Bon il n'est plus concierge aujourd'hui. Voilà, on prend les ressources où elles sont, on se renseigne. Il ne de richesse que d'hommes. Les gens ne travaillent pas pour l'argent, ils travaillent pour la reconnaissance, avant tout. Et puis voilà, je m’arrête là.

En 2010 Microsoft, la pub avait un kakemono « Optimisez la performance de vos serveurs Linux ! »

Voilà. Vous connaissez la formule de Ghandi : « Ils vous ignorent, ils se moquent de vous, ils vous combattent et puis vous gagnez ! » On devrait ajouter juste avant, ils vous imitent, parce que ils y viendront. Ils sont en train d'étudier les forges, ils sont en train de s'apercevoir que ça marche mieux, ils le savent depuis 99. Ils savent qu'ils ont perdu. Même chose, Éric Raymond. Vous regardez le rapport Halloween, Bill Gates avait posé deux questions à ses ingénieurs : « Faut-il craindre l'open source ? Si oui », il pensait que la réponse serait oui, « si oui que faut-il faire ? » Donc la réponse a été « oui, ils vont trop vite, on ne peut rien faire, techniquement on est dépassés. Et ce qu'il faudrait, eh bien, c'est se battre sur le terrain juridique. La bataille est juridique, elle n'est pas technique. » Et le jour où ils auront échoué à nous empêcher de faire ce que nous faisons, eh bien ils libéreront les codes. Et le jour où l'action commence à descendre, vous verrez, le code sera libéré. Je suis absolument persuadé que c'est dans les cartons.

13'10

Alors, voilà posé le cadre de ce que c'est que le Libre. Maintenant je voudrais m'attarder un instant sur les modèles économiques. Je suis professeur de philosophie et l'économie c'est un truc d'Aristote. Aristote pensait que l'économie c'était d'abord la question de la production. Aujourd'hui quand on parle d'économie on parle de marketing, on parle de commerce. Je ne suis pas en train de vous parler de l'achat et de la vente de logiciels, mais de la production de logiciels. C'est ça l'économie, c'est la production. Après il faut distribuer, mais c'est autre chose.

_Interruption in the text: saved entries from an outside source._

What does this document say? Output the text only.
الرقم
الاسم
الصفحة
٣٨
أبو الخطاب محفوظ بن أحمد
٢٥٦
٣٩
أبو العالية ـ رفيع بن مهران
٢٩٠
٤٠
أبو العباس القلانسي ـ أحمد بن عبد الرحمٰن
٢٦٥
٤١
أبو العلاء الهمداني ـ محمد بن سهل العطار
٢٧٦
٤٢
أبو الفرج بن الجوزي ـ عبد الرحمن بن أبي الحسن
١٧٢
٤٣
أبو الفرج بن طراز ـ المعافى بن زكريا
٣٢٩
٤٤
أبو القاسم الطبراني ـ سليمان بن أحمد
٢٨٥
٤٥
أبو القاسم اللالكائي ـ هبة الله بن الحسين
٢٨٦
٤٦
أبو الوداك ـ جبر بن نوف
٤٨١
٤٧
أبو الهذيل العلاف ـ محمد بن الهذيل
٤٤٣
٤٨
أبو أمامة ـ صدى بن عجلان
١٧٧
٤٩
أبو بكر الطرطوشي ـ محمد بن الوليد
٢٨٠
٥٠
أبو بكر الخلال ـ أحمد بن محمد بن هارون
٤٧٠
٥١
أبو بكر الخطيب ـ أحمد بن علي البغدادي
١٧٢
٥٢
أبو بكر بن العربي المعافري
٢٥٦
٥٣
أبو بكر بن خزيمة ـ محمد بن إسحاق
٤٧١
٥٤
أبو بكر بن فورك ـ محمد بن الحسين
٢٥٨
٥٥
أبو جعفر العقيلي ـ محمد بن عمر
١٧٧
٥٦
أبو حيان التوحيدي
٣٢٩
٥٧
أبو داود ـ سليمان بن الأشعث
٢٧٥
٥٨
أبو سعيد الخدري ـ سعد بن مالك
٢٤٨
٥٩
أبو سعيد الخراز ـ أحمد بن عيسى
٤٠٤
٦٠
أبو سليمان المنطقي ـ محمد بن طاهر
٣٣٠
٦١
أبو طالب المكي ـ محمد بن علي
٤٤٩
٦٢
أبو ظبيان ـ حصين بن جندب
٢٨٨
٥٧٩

Apparemment c'est un univers assez compliqué, extrêmement incohérent, on s'y entraide mais on est compétiteurs, tout à l'heure j'ai eu une question « est-ce que vous préférez vi ou emacs ? » Oui bien sûr, ce sont des forges dans tous les coins, c'est Gnome et KDE, c'est du gâchis, ce sont des gens qui s’entre-tuent. En même temps ce sont des gens qui donnent ce qu'ils ont. Mais en même temps c'est une infâme méritocratie. Si on veut réussir dans ce monde-là, il faut être bon. Là l'image ne compte pas. Et puis, ce qu'il faut retenir, c'est cet effet de réseau qui produit un ordre émergent ce qui a surpris Éric Raymond c'est qu'on arrive dans le mode bazar à produire des trucs qui tiennent la route. Étant entendu, j'y reviendrai, que la notion de communauté est une notion qui nous fait chaud au cœur, qui nous rassure, qui nous évoque le Larzac, c'est sympathique, mais la vie des communautés, c'est quand même une vie de solitude. Si vous allez voir sur la granularité des projets sur source forge, la moyenne du cardinal d'une communauté est légèrement supérieure à 1. Une communauté c'est quelqu'un qui cherche quelqu’un. C'est ça une communauté. Une des plus puissantes communautés c'est la communauté Debian, je crois qu'ils ne sont pas 2000 sur la planète. C'est tout petit une communauté !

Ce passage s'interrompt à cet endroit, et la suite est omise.